Гектор оглядывался смущенно и неуверенно. Николас оставил калитку в покое и прошел вдоль забора к боковой стене, где контур дома очерчивала узкая тропинка. В ее конце виднелась деревянная дверь, тоже охваченная плющом. Николас щелкнул щеколдой и вошел в облезлый сад. Здесь господствовали два близко посаженных дерева. Он остановился и протянул Гектору руку, и, словно дитя, старик без задней мысли потянулся сам к теплой ожидающей хватке. Они прошли по нежному снежку и встали под деревьями. Тепло от руки Николаса сменилось щекочущим пульсом, и Гектор вспомнил то же ощущение в присутствии Хинца и Кунца в Гейдельберге. То же ощущение, что исцелило его и обратило вспять годы и шрамы в мозгу.
— Здесь ты напишешь послание, — сказал Николас, обращая вторую руку к земле под деревьями.
— Как, что мне писать? — спросил Гектор, глядя на жухлую траву и гальку под снегом.
— Пальцами правой руки. Что писать, я объясню. На это уйдет вся ночь.
У Гектора был миллион вопросов, но ни один не нашел дороги до голоса, словно спрятавшегося и бесполезного. Взамен он опробовал землю носком ботинка. Грубая, неровная, как будто бы неспособная сохранить ничего, кроме грубой бороздящей царапины.

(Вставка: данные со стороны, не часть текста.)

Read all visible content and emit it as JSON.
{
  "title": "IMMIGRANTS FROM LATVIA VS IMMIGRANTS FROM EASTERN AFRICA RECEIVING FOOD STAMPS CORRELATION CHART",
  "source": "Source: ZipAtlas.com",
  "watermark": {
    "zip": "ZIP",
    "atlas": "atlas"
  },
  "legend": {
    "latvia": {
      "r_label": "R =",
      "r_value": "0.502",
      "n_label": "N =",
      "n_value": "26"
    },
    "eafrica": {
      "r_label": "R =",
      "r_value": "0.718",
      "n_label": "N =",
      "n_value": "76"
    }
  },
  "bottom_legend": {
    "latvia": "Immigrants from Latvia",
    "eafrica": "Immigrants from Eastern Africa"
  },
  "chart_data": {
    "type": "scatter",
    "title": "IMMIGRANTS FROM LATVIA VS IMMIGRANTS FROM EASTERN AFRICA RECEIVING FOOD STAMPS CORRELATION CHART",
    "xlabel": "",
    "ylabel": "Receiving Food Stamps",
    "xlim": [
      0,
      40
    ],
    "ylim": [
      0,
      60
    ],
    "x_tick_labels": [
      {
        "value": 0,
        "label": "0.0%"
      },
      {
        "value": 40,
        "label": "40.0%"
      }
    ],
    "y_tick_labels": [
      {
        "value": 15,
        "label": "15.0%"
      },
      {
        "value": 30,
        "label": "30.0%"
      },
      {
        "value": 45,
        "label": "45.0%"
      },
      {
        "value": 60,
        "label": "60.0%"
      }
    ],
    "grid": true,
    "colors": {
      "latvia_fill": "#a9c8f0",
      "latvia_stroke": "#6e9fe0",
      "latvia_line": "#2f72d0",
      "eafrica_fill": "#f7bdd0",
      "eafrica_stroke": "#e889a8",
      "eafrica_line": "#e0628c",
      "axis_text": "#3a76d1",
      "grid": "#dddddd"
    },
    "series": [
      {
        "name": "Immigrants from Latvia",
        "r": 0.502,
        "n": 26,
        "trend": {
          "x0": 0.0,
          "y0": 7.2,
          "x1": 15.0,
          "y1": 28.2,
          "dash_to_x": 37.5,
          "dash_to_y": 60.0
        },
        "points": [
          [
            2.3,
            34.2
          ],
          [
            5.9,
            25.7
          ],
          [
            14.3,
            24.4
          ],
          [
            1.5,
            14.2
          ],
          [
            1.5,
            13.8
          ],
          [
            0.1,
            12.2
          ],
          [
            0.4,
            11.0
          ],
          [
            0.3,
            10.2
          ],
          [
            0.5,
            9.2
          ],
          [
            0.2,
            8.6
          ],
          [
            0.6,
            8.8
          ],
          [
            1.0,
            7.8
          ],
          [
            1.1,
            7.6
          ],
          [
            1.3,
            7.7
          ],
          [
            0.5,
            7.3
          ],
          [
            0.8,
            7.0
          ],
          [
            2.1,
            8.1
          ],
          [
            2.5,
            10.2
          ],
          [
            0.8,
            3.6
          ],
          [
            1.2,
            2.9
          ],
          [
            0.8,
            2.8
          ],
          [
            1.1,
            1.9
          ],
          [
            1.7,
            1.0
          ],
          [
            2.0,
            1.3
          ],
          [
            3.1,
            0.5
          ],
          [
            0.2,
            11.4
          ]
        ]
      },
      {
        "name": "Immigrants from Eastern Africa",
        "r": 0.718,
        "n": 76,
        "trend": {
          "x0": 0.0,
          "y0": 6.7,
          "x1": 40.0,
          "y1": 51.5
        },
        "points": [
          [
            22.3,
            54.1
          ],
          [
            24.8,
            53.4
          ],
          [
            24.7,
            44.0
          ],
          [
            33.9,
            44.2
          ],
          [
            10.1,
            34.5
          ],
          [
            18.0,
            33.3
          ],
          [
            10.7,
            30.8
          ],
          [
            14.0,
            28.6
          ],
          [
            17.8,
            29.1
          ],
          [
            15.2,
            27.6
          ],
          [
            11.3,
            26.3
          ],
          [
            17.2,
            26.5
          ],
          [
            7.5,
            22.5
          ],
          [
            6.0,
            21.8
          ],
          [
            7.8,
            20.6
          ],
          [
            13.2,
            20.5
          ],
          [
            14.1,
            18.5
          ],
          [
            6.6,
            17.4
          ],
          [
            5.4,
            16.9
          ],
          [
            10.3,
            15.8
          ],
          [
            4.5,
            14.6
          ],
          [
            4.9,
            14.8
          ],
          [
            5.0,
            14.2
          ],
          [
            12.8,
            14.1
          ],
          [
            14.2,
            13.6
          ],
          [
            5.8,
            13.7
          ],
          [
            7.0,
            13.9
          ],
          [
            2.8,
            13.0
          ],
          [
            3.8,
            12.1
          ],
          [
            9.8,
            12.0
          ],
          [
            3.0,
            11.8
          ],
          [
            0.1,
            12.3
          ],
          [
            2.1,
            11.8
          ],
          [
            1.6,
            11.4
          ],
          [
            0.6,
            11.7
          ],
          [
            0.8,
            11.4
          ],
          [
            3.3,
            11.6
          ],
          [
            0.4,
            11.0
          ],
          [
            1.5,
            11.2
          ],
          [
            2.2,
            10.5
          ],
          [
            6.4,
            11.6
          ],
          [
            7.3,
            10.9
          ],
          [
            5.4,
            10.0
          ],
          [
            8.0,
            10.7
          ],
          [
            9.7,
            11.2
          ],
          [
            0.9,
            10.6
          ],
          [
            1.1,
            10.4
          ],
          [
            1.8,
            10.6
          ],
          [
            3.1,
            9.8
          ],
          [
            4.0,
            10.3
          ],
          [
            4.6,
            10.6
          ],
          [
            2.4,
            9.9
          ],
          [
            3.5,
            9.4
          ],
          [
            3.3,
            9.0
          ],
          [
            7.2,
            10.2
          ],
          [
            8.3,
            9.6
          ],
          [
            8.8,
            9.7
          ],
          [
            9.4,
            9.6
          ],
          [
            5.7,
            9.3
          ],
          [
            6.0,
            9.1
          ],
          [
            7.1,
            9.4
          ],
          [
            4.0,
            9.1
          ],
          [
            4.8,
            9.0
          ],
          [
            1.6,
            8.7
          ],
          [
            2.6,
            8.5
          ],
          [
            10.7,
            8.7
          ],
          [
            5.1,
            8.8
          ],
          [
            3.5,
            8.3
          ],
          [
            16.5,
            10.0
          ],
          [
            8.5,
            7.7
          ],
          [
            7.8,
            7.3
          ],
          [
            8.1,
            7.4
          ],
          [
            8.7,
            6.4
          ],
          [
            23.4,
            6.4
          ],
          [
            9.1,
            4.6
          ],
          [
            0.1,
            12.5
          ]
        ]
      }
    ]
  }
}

— Не знаю, возможно ли это, — сказал он Николасу, которого уже не было. Гектор огляделся и прошелся по саду. Дверь закрыта, а дом казался неподступным. Николас улетучился. На ужасное мгновение Гектор решил, что тот снова зарылся. Но землю ровно покрывал ковер нетронутого снега; его поверхность размеряли только их отпечатки ног. Тут голос Николаса раздался сверху:
— Пиши.
Он был на дереве — по крайней мере, его голос. Гектор поднял глаза. Бесцветная вытянутая тень двигалась под белыми листьями, которые не двигались, не тряслись, не роняли наледь.